Take a look at this psuedo diagram (note that this is a simplification, so please try not to comment too much on the "appropriateness" of the diagram itself). Suppose the indices are inside FK.
TABLE Lookup ( Lookup_ID int not null PK Name nvarchar(255) not null ) TABLE Document ( Document_ID int not null PK Previous_ID null FK REFERENCES Document(Document_ID) ) TABLE Document_Lookup ( Document_ID int not null FK REFERENCES Document(Document_ID) Lookup_ID int not null FK REFERENCES Lookup(Lookup_ID) )
Volumes: document, 4 million lines, of which 90% have a value of the field Previous_ID zero; Search, 6,000 lines, Medium search queries attached to each document 20, giving Document_Lookup 80 million lines.
Now in the .NET Service there is a structure for representing the Lookup string as follows: -
struct Lookup { public int ID; public string Name; public List<int> DocumentIDs; }
and that search strings are stored in Dictionary<int, Lookup> , where the key is the identifier for the search. The important point here is that this dictionary should contain entries in which at least one document refers to the search, i.e. The list of DocumentIDs must have Count> 0.
My task effectively fills this dictionary. So a simple approach: -
SELECT dl.Lookup_ID, l.Name, dl.Document_ID FROM Document_Lookup dl INNER JOIN Lookup l ON l.Lookup_ID = dl.Lookup_ID INNER JOIN Document d ON d.Document_ID = dl.Lookup_ID WHERE d.Previous_ID IS NULL ORDER BY dl.Lookup_ID, dl.Document_ID
Then it could be used to fill out the dictionary quite efficiently.
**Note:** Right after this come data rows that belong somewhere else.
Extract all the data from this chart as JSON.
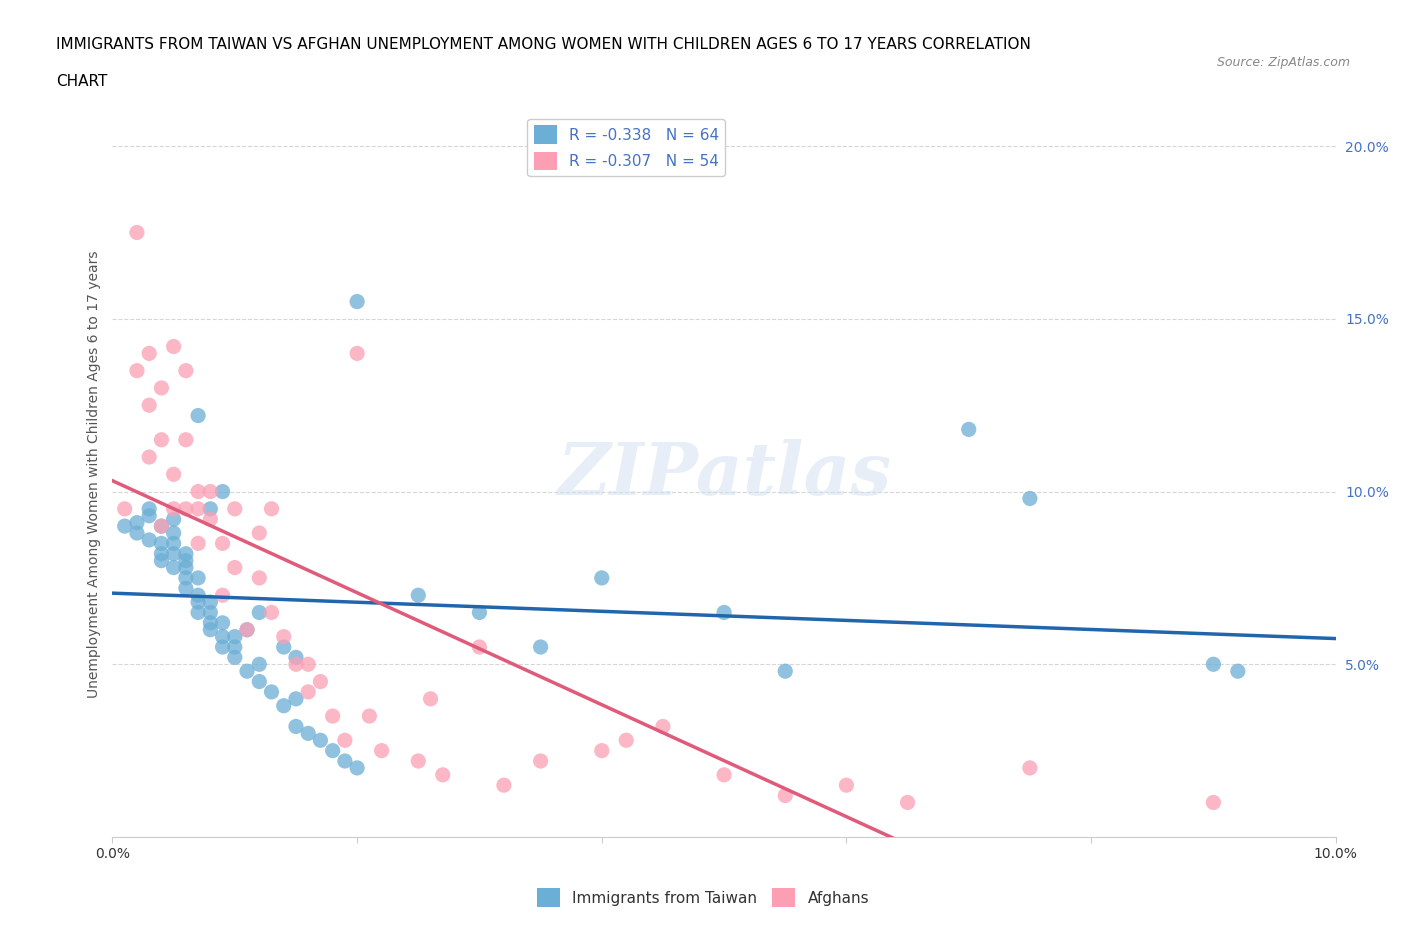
{
  "title_line1": "IMMIGRANTS FROM TAIWAN VS AFGHAN UNEMPLOYMENT AMONG WOMEN WITH CHILDREN AGES 6 TO 17 YEARS CORRELATION",
  "title_line2": "CHART",
  "source": "Source: ZipAtlas.com",
  "xlabel": "",
  "ylabel": "Unemployment Among Women with Children Ages 6 to 17 years",
  "xlim": [
    0.0,
    0.1
  ],
  "ylim": [
    0.0,
    0.21
  ],
  "xticks": [
    0.0,
    0.02,
    0.04,
    0.06,
    0.08,
    0.1
  ],
  "yticks": [
    0.0,
    0.05,
    0.1,
    0.15,
    0.2
  ],
  "xticklabels": [
    "0.0%",
    "",
    "",
    "",
    "",
    "10.0%"
  ],
  "yticklabels": [
    "",
    "5.0%",
    "10.0%",
    "15.0%",
    "20.0%"
  ],
  "legend_taiwan": "R = -0.338   N = 64",
  "legend_afghan": "R = -0.307   N = 54",
  "taiwan_color": "#6baed6",
  "afghan_color": "#fc9fb5",
  "taiwan_line_color": "#2166ac",
  "afghan_line_color": "#e05a7a",
  "watermark": "ZIPatlas",
  "taiwan_x": [
    0.001,
    0.002,
    0.002,
    0.003,
    0.003,
    0.003,
    0.004,
    0.004,
    0.004,
    0.004,
    0.005,
    0.005,
    0.005,
    0.005,
    0.005,
    0.006,
    0.006,
    0.006,
    0.006,
    0.006,
    0.007,
    0.007,
    0.007,
    0.007,
    0.007,
    0.008,
    0.008,
    0.008,
    0.008,
    0.008,
    0.009,
    0.009,
    0.009,
    0.009,
    0.01,
    0.01,
    0.01,
    0.011,
    0.011,
    0.012,
    0.012,
    0.012,
    0.013,
    0.014,
    0.014,
    0.015,
    0.015,
    0.015,
    0.016,
    0.017,
    0.018,
    0.019,
    0.02,
    0.02,
    0.025,
    0.03,
    0.035,
    0.04,
    0.05,
    0.055,
    0.07,
    0.075,
    0.09,
    0.092
  ],
  "taiwan_y": [
    0.09,
    0.088,
    0.091,
    0.086,
    0.093,
    0.095,
    0.08,
    0.082,
    0.085,
    0.09,
    0.078,
    0.082,
    0.085,
    0.088,
    0.092,
    0.072,
    0.075,
    0.078,
    0.08,
    0.082,
    0.065,
    0.068,
    0.07,
    0.075,
    0.122,
    0.06,
    0.062,
    0.065,
    0.068,
    0.095,
    0.055,
    0.058,
    0.062,
    0.1,
    0.052,
    0.055,
    0.058,
    0.048,
    0.06,
    0.045,
    0.05,
    0.065,
    0.042,
    0.038,
    0.055,
    0.032,
    0.04,
    0.052,
    0.03,
    0.028,
    0.025,
    0.022,
    0.155,
    0.02,
    0.07,
    0.065,
    0.055,
    0.075,
    0.065,
    0.048,
    0.118,
    0.098,
    0.05,
    0.048
  ],
  "afghan_x": [
    0.001,
    0.002,
    0.002,
    0.003,
    0.003,
    0.003,
    0.004,
    0.004,
    0.004,
    0.005,
    0.005,
    0.005,
    0.006,
    0.006,
    0.006,
    0.007,
    0.007,
    0.007,
    0.008,
    0.008,
    0.009,
    0.009,
    0.01,
    0.01,
    0.011,
    0.012,
    0.012,
    0.013,
    0.013,
    0.014,
    0.015,
    0.016,
    0.016,
    0.017,
    0.018,
    0.019,
    0.02,
    0.021,
    0.022,
    0.025,
    0.026,
    0.027,
    0.03,
    0.032,
    0.035,
    0.04,
    0.042,
    0.045,
    0.05,
    0.055,
    0.06,
    0.065,
    0.075,
    0.09
  ],
  "afghan_y": [
    0.095,
    0.175,
    0.135,
    0.14,
    0.125,
    0.11,
    0.13,
    0.115,
    0.09,
    0.142,
    0.105,
    0.095,
    0.135,
    0.115,
    0.095,
    0.1,
    0.085,
    0.095,
    0.1,
    0.092,
    0.085,
    0.07,
    0.095,
    0.078,
    0.06,
    0.088,
    0.075,
    0.095,
    0.065,
    0.058,
    0.05,
    0.042,
    0.05,
    0.045,
    0.035,
    0.028,
    0.14,
    0.035,
    0.025,
    0.022,
    0.04,
    0.018,
    0.055,
    0.015,
    0.022,
    0.025,
    0.028,
    0.032,
    0.018,
    0.012,
    0.015,
    0.01,
    0.02,
    0.01
  ]
}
Question : Does the optimization of the basic rowset (TDS?) Perform? It seems to me that queries that de-normalize data are very common, so the possibility that field values do not change from one row to another is high, so it would be advisable to optimize the stream without sending field values, t has been changed. Does anyone know if such wholesale exists? (Optimize does not exist).
What more complex query can be used to eliminate duplication (I think I’m specifically repeating the name value)? I heard what a "nested row set" is, can this be created? Will it be more revealing? How to access it in .NET?
I would fulfill two queries; one to populate the Search Dictionary, and then a second to populate the list. Then I would add code to knock out the unused Lookup. However, imagine that my predictions are wrong, and Lookup turned out to be 1 million lines with only a quarter that any document refers to?